Yet another article limiting wind and solar potential by adhering to the ‘centralized’ paradigm. Nevertheless, the article does point out the necessity of developing clean storage technologies.

Renewable energy, like wind and solar power, holds great promise in providing electricity. Consumer-owned electric co-ops have blazed trails when it comes to developing renewables. Today, more than 80 percent of the nation’s 900-plus electric co-ops supply electricity produced by wind, solar, hydro, biomass (including landfill gas, livestock waste, timber byproducts, and crop residue) and other “green power” sources. This makes up about 11 percent of all co-op kilowatt-hour sales.

But renewables have some limits. Wind, for example, which has the potential to meet 20 percent of the country’s electricity needs, must overcome two main hurdles: construction of additional high-voltage transmission lines to bring generation produced at wind farms, usually located in remote rural areas, to population centers; and “intermittency” — the fact that wind only blows 30 percent to 40 percent of the time, and generally not during times of peak electricity use on hot, humid summer weekday afternoons.

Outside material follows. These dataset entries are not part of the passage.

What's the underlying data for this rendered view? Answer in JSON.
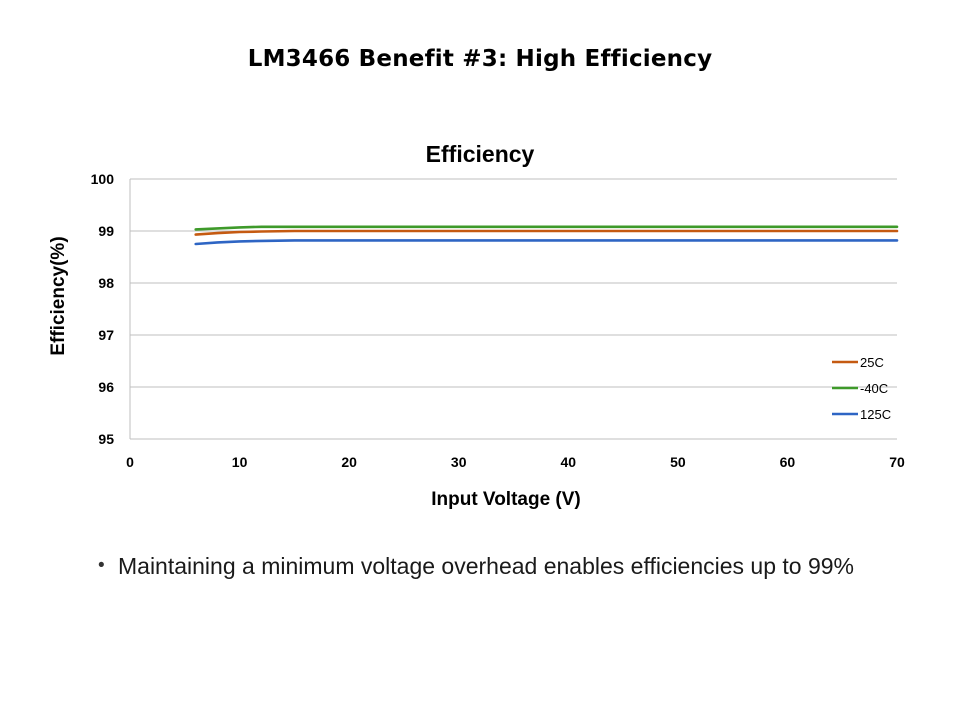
{
  "slide": {
    "title": "LM3466 Benefit #3: High Efficiency",
    "bullets": [
      "Maintaining a minimum voltage overhead enables efficiencies up to 99%"
    ]
  },
  "chart_data": {
    "type": "line",
    "title": "Efficiency",
    "xlabel": "Input Voltage (V)",
    "ylabel": "Efficiency(%)",
    "xlim": [
      0,
      70
    ],
    "ylim": [
      95,
      100
    ],
    "x_ticks": [
      0,
      10,
      20,
      30,
      40,
      50,
      60,
      70
    ],
    "y_ticks": [
      95,
      96,
      97,
      98,
      99,
      100
    ],
    "grid": "horizontal",
    "legend_position": "lower-right",
    "series": [
      {
        "name": "25C",
        "color": "#c55a11",
        "x": [
          6,
          8,
          10,
          12,
          15,
          20,
          30,
          40,
          50,
          60,
          70
        ],
        "y": [
          98.93,
          98.96,
          98.98,
          98.99,
          99.0,
          99.0,
          99.0,
          99.0,
          99.0,
          99.0,
          99.0
        ]
      },
      {
        "name": "-40C",
        "color": "#3e9a2a",
        "x": [
          6,
          8,
          10,
          12,
          15,
          20,
          30,
          40,
          50,
          60,
          70
        ],
        "y": [
          99.03,
          99.05,
          99.07,
          99.08,
          99.08,
          99.08,
          99.08,
          99.08,
          99.08,
          99.08,
          99.08
        ]
      },
      {
        "name": "125C",
        "color": "#2e65c4",
        "x": [
          6,
          8,
          10,
          12,
          15,
          20,
          30,
          40,
          50,
          60,
          70
        ],
        "y": [
          98.75,
          98.78,
          98.8,
          98.81,
          98.82,
          98.82,
          98.82,
          98.82,
          98.82,
          98.82,
          98.82
        ]
      }
    ]
  }
}
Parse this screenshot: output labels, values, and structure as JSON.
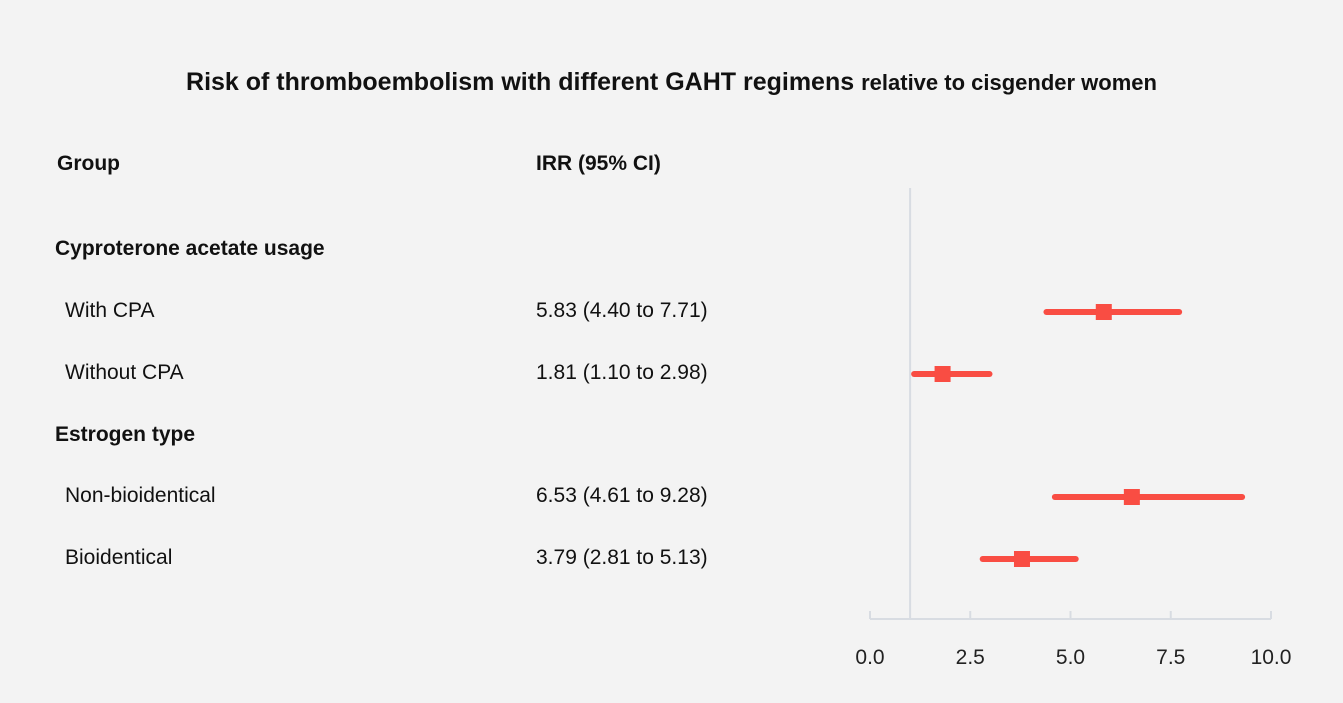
{
  "chart_data": {
    "type": "forest",
    "title": "Risk of thromboembolism with different GAHT regimens",
    "subtitle": "relative to cisgender women",
    "columns": [
      "Group",
      "IRR (95% CI)"
    ],
    "groups": [
      {
        "label": "Cyproterone acetate usage",
        "rows": [
          {
            "label": "With CPA",
            "text": "5.83 (4.40 to 7.71)",
            "estimate": 5.83,
            "low": 4.4,
            "high": 7.71
          },
          {
            "label": "Without CPA",
            "text": "1.81 (1.10 to 2.98)",
            "estimate": 1.81,
            "low": 1.1,
            "high": 2.98
          }
        ]
      },
      {
        "label": "Estrogen type",
        "rows": [
          {
            "label": "Non-bioidentical",
            "text": "6.53 (4.61 to 9.28)",
            "estimate": 6.53,
            "low": 4.61,
            "high": 9.28
          },
          {
            "label": "Bioidentical",
            "text": "3.79 (2.81 to 5.13)",
            "estimate": 3.79,
            "low": 2.81,
            "high": 5.13
          }
        ]
      }
    ],
    "reference_line": 1.0,
    "xlim": [
      0,
      10
    ],
    "xticks": [
      "0.0",
      "2.5",
      "5.0",
      "7.5",
      "10.0"
    ],
    "xtick_values": [
      0,
      2.5,
      5,
      7.5,
      10
    ],
    "grid": false,
    "colors": {
      "marker": "#f94d43",
      "reference": "#d8dce2",
      "axis": "#d8dce2",
      "background": "#f3f3f3"
    }
  }
}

Electric co-ops are heavily involved in research needed to develop better batteries to store wind and solar energy, a breakthrough that will allow these resources to become full-time sources of electricity. Additional work must taker place before these batteries can become viable.

It is way past time to start thinking out of the box and to step away from the standard corporate model of energy production. Need sparks innovation and innovative thinking. While decentralized or distributed energy is not new it deserves a fresh look.